When Panama announced it would implement a gender-based quarantine schedule in response to COVID-19, transgender activists were alarmed. And with reason: on April 1, police detained a transgender woman alleging that she was male and out on “the wrong day.”

The Ministry of Health’s quarantine measures allow women to do essential shopping on Mondays, Wednesdays, and Fridays, while men are only permitted on Tuesdays, Thursdays, and Saturdays. No one is allowed out on Sundays. The measures also restrict the time of day people can leave their home depending on the last digit of their national identification card or passport. The ministry describes this as “the simplest procedure” to reduce the number of people on Panama’s streets.

Not so simple for Bárbara Delgado. She left her house on Wednesday morning, a women’s day, outside of the allotted time for her identification number, to attend a medical center near her home, where she volunteers as a health outreach worker. She said the center had not yet issued her a letter of transit and she planned to explain that she was a volunteer and needed to get to work if stopped. Soon after leaving home, two police officers stopped Delgado, along with two men and a woman, all quarantine offenders. The police let the others go with a warning, but detained Delgado, apparently because the “male” gender marker on her ID did not match her appearance. At the police station, she said, a justice of the peace accused her of not being a woman and remarked it was good that she had been taken in. Delgado was made to pay a US$50 fine for violating quarantine measures and was released after three long, humiliating hours.

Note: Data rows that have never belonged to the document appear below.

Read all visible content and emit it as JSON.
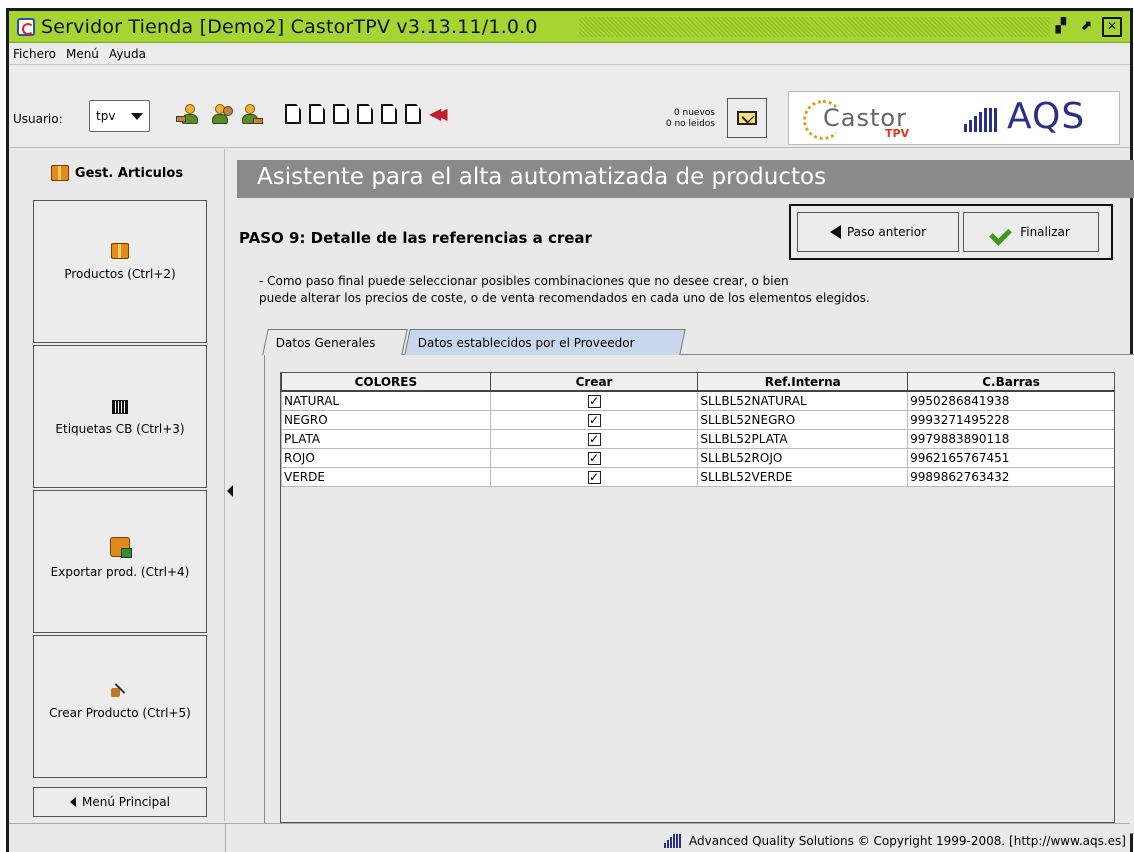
{
  "window": {
    "title": "Servidor Tienda  [Demo2] CastorTPV v3.13.11/1.0.0"
  },
  "menu": [
    "Fichero",
    "Menú",
    "Ayuda"
  ],
  "toolbar": {
    "user_label": "Usuario:",
    "user_value": "tpv",
    "messages_new": "0 nuevos",
    "messages_unread": "0 no leidos",
    "logo_castor": "Castor",
    "logo_castor_tpv": "TPV",
    "logo_aqs": "AQS"
  },
  "sidebar": {
    "header": "Gest. Articulos",
    "items": [
      {
        "label": "Productos (Ctrl+2)",
        "icon": "box-icon"
      },
      {
        "label": "Etiquetas CB (Ctrl+3)",
        "icon": "barcode-icon"
      },
      {
        "label": "Exportar prod. (Ctrl+4)",
        "icon": "export-icon"
      },
      {
        "label": "Crear Producto (Ctrl+5)",
        "icon": "wand-icon"
      }
    ],
    "main_menu": "Menú Principal"
  },
  "main": {
    "banner": "Asistente para el alta automatizada de productos",
    "step_title": "PASO 9: Detalle de las referencias a crear",
    "btn_prev": "Paso anterior",
    "btn_finish": "Finalizar",
    "desc_line1": "- Como paso final puede seleccionar posibles combinaciones que no desee crear, o bien",
    "desc_line2": "puede alterar los precios de coste, o de venta recomendados en cada uno de los elementos elegidos.",
    "tabs": [
      "Datos Generales",
      "Datos establecidos por el Proveedor"
    ]
  },
  "grid": {
    "columns": [
      "COLORES",
      "Crear",
      "Ref.Interna",
      "C.Barras"
    ],
    "rows": [
      [
        "NATURAL",
        "✓",
        "SLLBL52NATURAL",
        "9950286841938"
      ],
      [
        "NEGRO",
        "✓",
        "SLLBL52NEGRO",
        "9993271495228"
      ],
      [
        "PLATA",
        "✓",
        "SLLBL52PLATA",
        "9979883890118"
      ],
      [
        "ROJO",
        "✓",
        "SLLBL52ROJO",
        "9962165767451"
      ],
      [
        "VERDE",
        "✓",
        "SLLBL52VERDE",
        "9989862763432"
      ]
    ]
  },
  "status": {
    "text": "Advanced Quality Solutions © Copyright 1999-2008. [http://www.aqs.es]"
  },
  "colors": {
    "titlebar": "#a6d432",
    "banner": "#8a8a8a",
    "aqs_blue": "#2a2f8a"
  }
}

In a country where, in contravention of international human rights law, modifying legal gender on official documents requires sex reassignment surgery, gender-based quarantine measures will almost certainly result in discrimination against transgender persons like Delgado. Panamanian lesbian, gay, bisexual, and transgender (LGBT) organizations have called for a gender and diversity perspective to inform measures in response to the pandemic. The National Police should also adopt a protocol affirming that quarantine enforcement measures will be sensitive to transgender people’s realities so that other trans Panamanians are spared the harassment Delgado experienced. Ultimately, Panama needs to address the draconian gender recognition procedure that inadvertently led to this incident.